The project is also committed to reducing inequality as part of a multi-stakeholder network. Together with representatives from academia and the scientific community, policy-makers and practitioners, numerous events are being held to encourage North–South dialogue and the exchange of existing approaches between different actors. Seminars and conferences have been organised in cities such as Cape Town and Brussels, which reached a total of 150 participants from various partner countries.
The Inequality Challenge innovation fund aims to address the topics of inequality and LNOB in the partner countries of German development cooperation through forward-looking project implementation, to generate learning experiences, and to develop and apply innovative instruments for reducing inequality. The fund includes 10 projects in various partner countries worldwide. Experience of implementing LNOB measures will also be analysed and utilised. Important expertise and learning in groups (peer learning) among German development cooperation actors and external actors is promoted in an online training course.
Results
Poverty orientation: Individual promotional measures in the partner countries reach selected groups directly. The Multidimensional Poverty Peer Network (MPPN) connects countries that introduce a multidimensional poverty index and use it to shape policy and produce reports on the implementation of the 2030 Agenda.
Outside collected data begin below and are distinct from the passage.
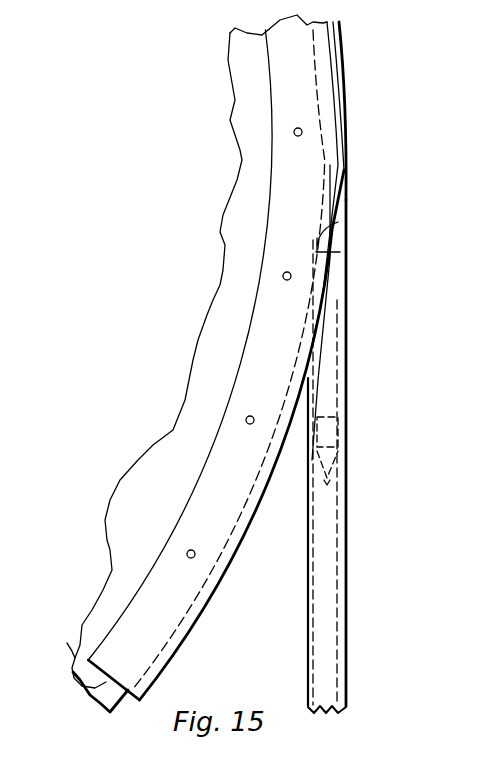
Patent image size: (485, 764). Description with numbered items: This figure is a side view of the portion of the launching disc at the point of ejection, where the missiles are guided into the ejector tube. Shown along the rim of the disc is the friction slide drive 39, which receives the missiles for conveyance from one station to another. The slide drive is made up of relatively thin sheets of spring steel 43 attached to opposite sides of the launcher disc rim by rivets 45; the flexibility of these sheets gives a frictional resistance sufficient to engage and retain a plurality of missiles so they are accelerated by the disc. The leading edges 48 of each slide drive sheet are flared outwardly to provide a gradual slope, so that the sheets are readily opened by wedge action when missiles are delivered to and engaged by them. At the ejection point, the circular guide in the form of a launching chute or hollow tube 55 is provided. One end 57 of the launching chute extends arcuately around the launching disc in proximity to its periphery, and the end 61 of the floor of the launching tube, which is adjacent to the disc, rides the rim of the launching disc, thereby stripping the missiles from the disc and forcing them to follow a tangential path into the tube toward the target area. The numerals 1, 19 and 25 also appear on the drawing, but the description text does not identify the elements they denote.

The fastener 1 is at (330, 433).
The section line 19 is at (297, 188).
The sheet 25 is at (170, 370).
The friction slide drive 39 is at (212, 580).
The sheets of spring steel 43 is at (268, 77).
The rivets 45 is at (294, 132).
The leading edges 48 is at (78, 658).
The launching chute 55 is at (330, 578).
The end of the launching chute 57 is at (342, 54).
The end of the floor of the launching tube 61 is at (352, 218).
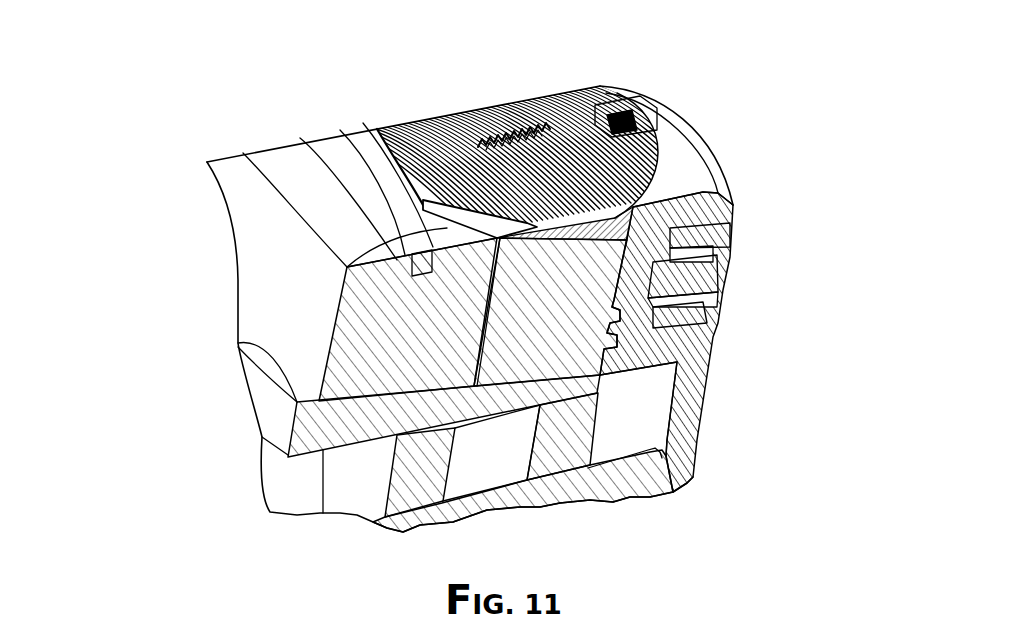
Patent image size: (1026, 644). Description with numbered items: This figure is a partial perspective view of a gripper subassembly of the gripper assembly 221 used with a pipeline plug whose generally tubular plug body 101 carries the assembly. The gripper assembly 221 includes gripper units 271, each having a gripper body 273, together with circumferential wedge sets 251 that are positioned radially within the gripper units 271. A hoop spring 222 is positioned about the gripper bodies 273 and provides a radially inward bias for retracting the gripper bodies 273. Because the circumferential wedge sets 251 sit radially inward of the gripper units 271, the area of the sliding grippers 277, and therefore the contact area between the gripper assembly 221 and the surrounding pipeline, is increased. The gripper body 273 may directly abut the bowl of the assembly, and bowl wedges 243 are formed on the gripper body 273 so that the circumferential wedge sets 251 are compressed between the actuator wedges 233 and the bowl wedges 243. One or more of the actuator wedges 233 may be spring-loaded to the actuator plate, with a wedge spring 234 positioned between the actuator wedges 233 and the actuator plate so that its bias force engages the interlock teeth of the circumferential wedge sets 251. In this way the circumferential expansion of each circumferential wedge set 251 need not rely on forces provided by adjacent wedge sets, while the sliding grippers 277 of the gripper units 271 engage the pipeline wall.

The plug body 101 is at (567, 440).
The gripper assembly 221 is at (153, 210).
The hoop spring 222 is at (308, 146).
The actuator wedges 233 is at (677, 178).
The wedge spring 234 is at (695, 264).
The bowl wedges 243 is at (447, 230).
The circumferential wedge sets 251 is at (593, 387).
The gripper units 271 is at (397, 105).
The gripper body 273 is at (600, 222).
The sliding grippers 277 is at (613, 157).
Gender equality: Different policy areas coordinate better with regard to equality between men and women. For instance, implementing the innovation fund addresses key aspects of eliminating gender inequalities.
Human rights: The project’s measures have a positive impact on respect for human rights. Strengthening the LNOB principle is closely linked to promoting human rights.
Seminars and training sessions stimulate active transfer of knowledge between people. This draws considerable attention to the sector programme’s key principles, both in Germany and abroad.